From 1962 to 1989, No. 844 was numbered UP 8444 because the railroad had given the number 844 to an EMD GP30 locomotive. After the GP30 was retired from active service in June 1989, No. 8444 was renumbered back to No. 844. That GP30 is now owned by Nevada State Railroad Museum in Boulder City, Nevada, and operates periodically at the Nevada State Railroad Museum Boulder City on excursion runs. There is now an EMD SD70ACe on the UP roster numbered 8444.

==Film history==
No. 844, then numbered as No. 8444, was documented in the 1981 film "Eighty-Four Forty-Four" by the Union Pacific Railroad. Some of those clips would be later used for the opening and closing credits of the PBS show Shining Time Station, which ran from 1989 until 1995 (including the four hour-long Family Specials).

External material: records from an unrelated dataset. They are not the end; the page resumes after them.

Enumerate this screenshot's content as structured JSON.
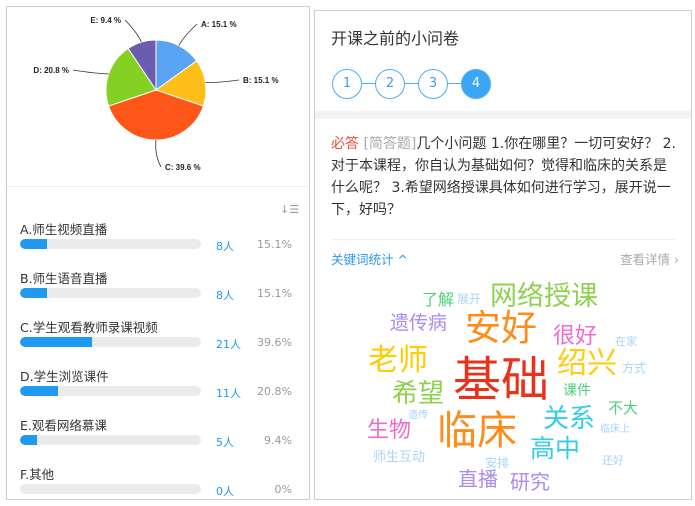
{
  "chart_data": {
    "type": "pie",
    "categories": [
      "A",
      "B",
      "C",
      "D",
      "E"
    ],
    "values": [
      15.1,
      15.1,
      39.6,
      20.8,
      9.4
    ],
    "labels": [
      "A: 15.1 %",
      "B: 15.1 %",
      "C: 39.6 %",
      "D: 20.8 %",
      "E: 9.4 %"
    ],
    "colors": [
      "#5aa4f5",
      "#fdbe19",
      "#fe5518",
      "#84d124",
      "#6b5caf"
    ]
  },
  "results": {
    "sort_icon": "sort-icon",
    "options": [
      {
        "label": "A.师生视频直播",
        "count": "8人",
        "percent": "15.1%",
        "value": 15.1
      },
      {
        "label": "B.师生语音直播",
        "count": "8人",
        "percent": "15.1%",
        "value": 15.1
      },
      {
        "label": "C.学生观看教师录课视频",
        "count": "21人",
        "percent": "39.6%",
        "value": 39.6
      },
      {
        "label": "D.学生浏览课件",
        "count": "11人",
        "percent": "20.8%",
        "value": 20.8
      },
      {
        "label": "E.观看网络慕课",
        "count": "5人",
        "percent": "9.4%",
        "value": 9.4
      },
      {
        "label": "F.其他",
        "count": "0人",
        "percent": "0%",
        "value": 0
      }
    ]
  },
  "survey": {
    "title": "开课之前的小问卷",
    "steps": [
      "1",
      "2",
      "3",
      "4"
    ],
    "active_step": "4",
    "required": "必答",
    "qtype": "[简答题]",
    "question": "几个小问题 1.你在哪里？一切可安好？ 2.对于本课程，你自认为基础如何？觉得和临床的关系是什么呢？ 3.希望网络授课具体如何进行学习，展开说一下，好吗？",
    "keyword_stats": "关键词统计",
    "view_detail": "查看详情"
  },
  "wordcloud": [
    {
      "text": "了解",
      "color": "#4cd07d"
    },
    {
      "text": "展开",
      "color": "#a8d4f8"
    },
    {
      "text": "网络授课",
      "color": "#8fd14f"
    },
    {
      "text": "遗传病",
      "color": "#a98cf3"
    },
    {
      "text": "安好",
      "color": "#ff8c1a"
    },
    {
      "text": "很好",
      "color": "#f06bc9"
    },
    {
      "text": "在家",
      "color": "#a8d4f8"
    },
    {
      "text": "老师",
      "color": "#ffcc00"
    },
    {
      "text": "基础",
      "color": "#e8321c"
    },
    {
      "text": "绍兴",
      "color": "#ffcc11"
    },
    {
      "text": "方式",
      "color": "#a8d4f8"
    },
    {
      "text": "希望",
      "color": "#8fd14f"
    },
    {
      "text": "课件",
      "color": "#4cd07d"
    },
    {
      "text": "不大",
      "color": "#4cd07d"
    },
    {
      "text": "遗传",
      "color": "#a8d4f8"
    },
    {
      "text": "关系",
      "color": "#33ccee"
    },
    {
      "text": "临床",
      "color": "#ff8c1a"
    },
    {
      "text": "临床上",
      "color": "#a8d4f8"
    },
    {
      "text": "生物",
      "color": "#f06bc9"
    },
    {
      "text": "高中",
      "color": "#33ccee"
    },
    {
      "text": "师生互动",
      "color": "#a8d4f8"
    },
    {
      "text": "安排",
      "color": "#a8d4f8"
    },
    {
      "text": "还好",
      "color": "#a8d4f8"
    },
    {
      "text": "直播",
      "color": "#a98cf3"
    },
    {
      "text": "研究",
      "color": "#a98cf3"
    }
  ]
}
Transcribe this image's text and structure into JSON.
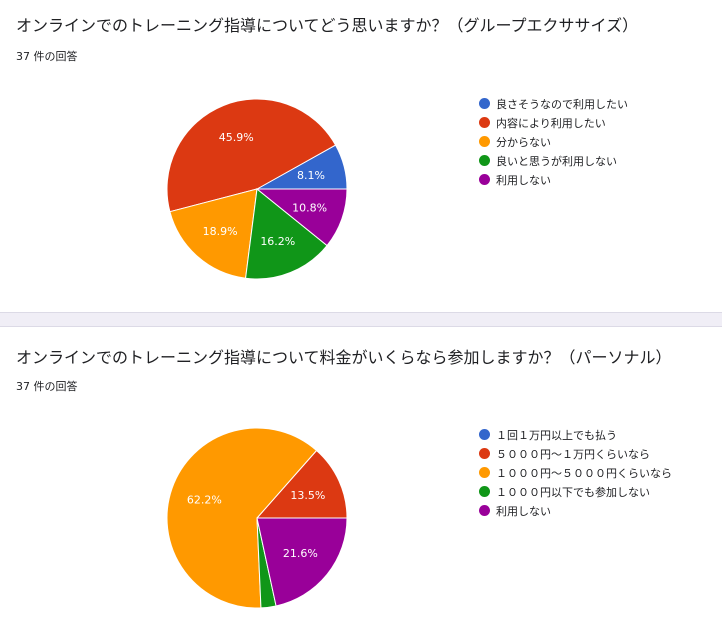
{
  "questions": [
    {
      "title": "オンラインでのトレーニング指導についてどう思いますか？（グループエクササイズ）",
      "count": "37 件の回答"
    },
    {
      "title": "オンラインでのトレーニング指導について料金がいくらなら参加しますか？（パーソナル）",
      "count": "37 件の回答"
    }
  ],
  "chart_data": [
    {
      "type": "pie",
      "categories": [
        "良さそうなので利用したい",
        "内容により利用したい",
        "分からない",
        "良いと思うが利用しない",
        "利用しない"
      ],
      "values": [
        8.1,
        45.9,
        18.9,
        16.2,
        10.8
      ],
      "labels": [
        "8.1%",
        "45.9%",
        "18.9%",
        "16.2%",
        "10.8%"
      ],
      "colors": [
        "#3366cc",
        "#dc3912",
        "#ff9900",
        "#109618",
        "#990099"
      ],
      "legend": "right"
    },
    {
      "type": "pie",
      "categories": [
        "１回１万円以上でも払う",
        "５０００円〜１万円くらいなら",
        "１０００円〜５０００円くらいなら",
        "１０００円以下でも参加しない",
        "利用しない"
      ],
      "values": [
        0,
        13.5,
        62.2,
        2.7,
        21.6
      ],
      "labels": [
        "",
        "13.5%",
        "62.2%",
        "",
        "21.6%"
      ],
      "colors": [
        "#3366cc",
        "#dc3912",
        "#ff9900",
        "#109618",
        "#990099"
      ],
      "legend": "right"
    }
  ]
}
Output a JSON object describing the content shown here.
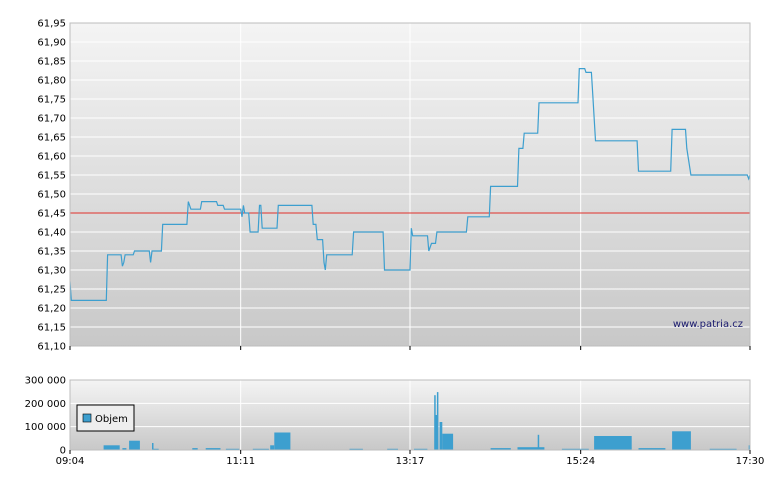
{
  "watermark": "www.patria.cz",
  "colors": {
    "price_line": "#3d9fcf",
    "reference_line": "#e0302a",
    "volume_fill": "#3d9fcf",
    "bg_top": "#f2f2f2",
    "bg_bottom": "#c9c9c9"
  },
  "chart_data": [
    {
      "type": "line",
      "title": "",
      "xlabel": "",
      "ylabel": "",
      "ylim": [
        61.1,
        61.95
      ],
      "xlim": [
        "09:04",
        "17:30"
      ],
      "grid": true,
      "y_ticks": [
        "61,95",
        "61,90",
        "61,85",
        "61,80",
        "61,75",
        "61,70",
        "61,65",
        "61,60",
        "61,55",
        "61,50",
        "61,45",
        "61,40",
        "61,35",
        "61,30",
        "61,25",
        "61,20",
        "61,15",
        "61,10"
      ],
      "x_ticks": [
        "09:04",
        "11:11",
        "13:17",
        "15:24",
        "17:30"
      ],
      "reference_line": 61.45,
      "series": [
        {
          "points": [
            [
              "09:04",
              61.27
            ],
            [
              "09:05",
              61.22
            ],
            [
              "09:31",
              61.22
            ],
            [
              "09:32",
              61.34
            ],
            [
              "09:42",
              61.34
            ],
            [
              "09:43",
              61.31
            ],
            [
              "09:44",
              61.32
            ],
            [
              "09:45",
              61.34
            ],
            [
              "09:51",
              61.34
            ],
            [
              "09:52",
              61.35
            ],
            [
              "10:03",
              61.35
            ],
            [
              "10:04",
              61.32
            ],
            [
              "10:05",
              61.35
            ],
            [
              "10:12",
              61.35
            ],
            [
              "10:13",
              61.42
            ],
            [
              "10:31",
              61.42
            ],
            [
              "10:32",
              61.48
            ],
            [
              "10:34",
              61.46
            ],
            [
              "10:41",
              61.46
            ],
            [
              "10:42",
              61.48
            ],
            [
              "10:53",
              61.48
            ],
            [
              "10:54",
              61.47
            ],
            [
              "10:58",
              61.47
            ],
            [
              "10:59",
              61.46
            ],
            [
              "11:11",
              61.46
            ],
            [
              "11:12",
              61.44
            ],
            [
              "11:13",
              61.47
            ],
            [
              "11:14",
              61.45
            ],
            [
              "11:17",
              61.45
            ],
            [
              "11:18",
              61.4
            ],
            [
              "11:24",
              61.4
            ],
            [
              "11:25",
              61.47
            ],
            [
              "11:26",
              61.47
            ],
            [
              "11:27",
              61.41
            ],
            [
              "11:38",
              61.41
            ],
            [
              "11:39",
              61.47
            ],
            [
              "12:04",
              61.47
            ],
            [
              "12:05",
              61.42
            ],
            [
              "12:07",
              61.42
            ],
            [
              "12:08",
              61.38
            ],
            [
              "12:12",
              61.38
            ],
            [
              "12:13",
              61.32
            ],
            [
              "12:14",
              61.3
            ],
            [
              "12:15",
              61.34
            ],
            [
              "12:34",
              61.34
            ],
            [
              "12:35",
              61.4
            ],
            [
              "12:57",
              61.4
            ],
            [
              "12:58",
              61.3
            ],
            [
              "13:17",
              61.3
            ],
            [
              "13:18",
              61.41
            ],
            [
              "13:19",
              61.39
            ],
            [
              "13:30",
              61.39
            ],
            [
              "13:31",
              61.35
            ],
            [
              "13:33",
              61.37
            ],
            [
              "13:36",
              61.37
            ],
            [
              "13:37",
              61.4
            ],
            [
              "13:59",
              61.4
            ],
            [
              "14:00",
              61.44
            ],
            [
              "14:16",
              61.44
            ],
            [
              "14:17",
              61.52
            ],
            [
              "14:37",
              61.52
            ],
            [
              "14:38",
              61.62
            ],
            [
              "14:41",
              61.62
            ],
            [
              "14:42",
              61.66
            ],
            [
              "14:52",
              61.66
            ],
            [
              "14:53",
              61.74
            ],
            [
              "15:22",
              61.74
            ],
            [
              "15:23",
              61.83
            ],
            [
              "15:27",
              61.83
            ],
            [
              "15:28",
              61.82
            ],
            [
              "15:32",
              61.82
            ],
            [
              "15:33",
              61.76
            ],
            [
              "15:35",
              61.64
            ],
            [
              "16:06",
              61.64
            ],
            [
              "16:07",
              61.56
            ],
            [
              "16:31",
              61.56
            ],
            [
              "16:32",
              61.67
            ],
            [
              "16:42",
              61.67
            ],
            [
              "16:43",
              61.62
            ],
            [
              "16:46",
              61.55
            ],
            [
              "17:28",
              61.55
            ],
            [
              "17:29",
              61.54
            ],
            [
              "17:30",
              61.55
            ]
          ]
        }
      ]
    },
    {
      "type": "bar",
      "title": "",
      "xlabel": "",
      "ylabel": "",
      "ylim": [
        0,
        300000
      ],
      "grid": true,
      "y_ticks": [
        "300 000",
        "200 000",
        "100 000",
        "0"
      ],
      "legend": {
        "label": "Objem",
        "placement": "left"
      },
      "series": [
        {
          "name": "Objem",
          "bars": [
            [
              "09:29",
              20000,
              12
            ],
            [
              "09:43",
              8000,
              3
            ],
            [
              "09:48",
              40000,
              8
            ],
            [
              "10:06",
              5000,
              4
            ],
            [
              "10:05",
              30000,
              1
            ],
            [
              "10:35",
              8000,
              4
            ],
            [
              "10:45",
              8000,
              11
            ],
            [
              "11:00",
              5000,
              10
            ],
            [
              "11:20",
              5000,
              12
            ],
            [
              "11:33",
              20000,
              3
            ],
            [
              "11:36",
              75000,
              12
            ],
            [
              "12:32",
              5000,
              10
            ],
            [
              "13:00",
              5000,
              8
            ],
            [
              "13:20",
              5000,
              10
            ],
            [
              "13:35",
              235000,
              1
            ],
            [
              "13:36",
              150000,
              1
            ],
            [
              "13:37",
              248000,
              1
            ],
            [
              "13:39",
              120000,
              2
            ],
            [
              "13:41",
              70000,
              8
            ],
            [
              "14:17",
              8000,
              15
            ],
            [
              "14:37",
              12000,
              20
            ],
            [
              "14:52",
              65000,
              1
            ],
            [
              "15:10",
              5000,
              20
            ],
            [
              "15:34",
              60000,
              28
            ],
            [
              "16:07",
              8000,
              20
            ],
            [
              "16:32",
              80000,
              14
            ],
            [
              "17:00",
              5000,
              20
            ],
            [
              "17:29",
              20000,
              1
            ]
          ]
        }
      ]
    }
  ]
}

No. 844 also appears in Extreme Trains in the episode "Steam Train", in which it pulled the Frontier Days special from Denver to Cheyenne.

No. 844 also makes an appearance in the 2nd episode of the 3rd season on the TLC TV series, Mostly True Stories?: Urban Legends Revealed.

In the 1990 PBS special Ghost Trains of the Old West, No. 8444, as it was numbered at the time of filming, is seen pulling a Union Pacific diesel locomotive and passenger train through Wyoming.

No. 844 (and several other restored steam locomotives) appear in the music video with the Pat Metheny Group's "Last Train Home".

The 2014 short film "Locomotive Song" features No. 844—particularly its running gear—accompanied by the song of the same name by boogie-woogie pianist Honey Piazza.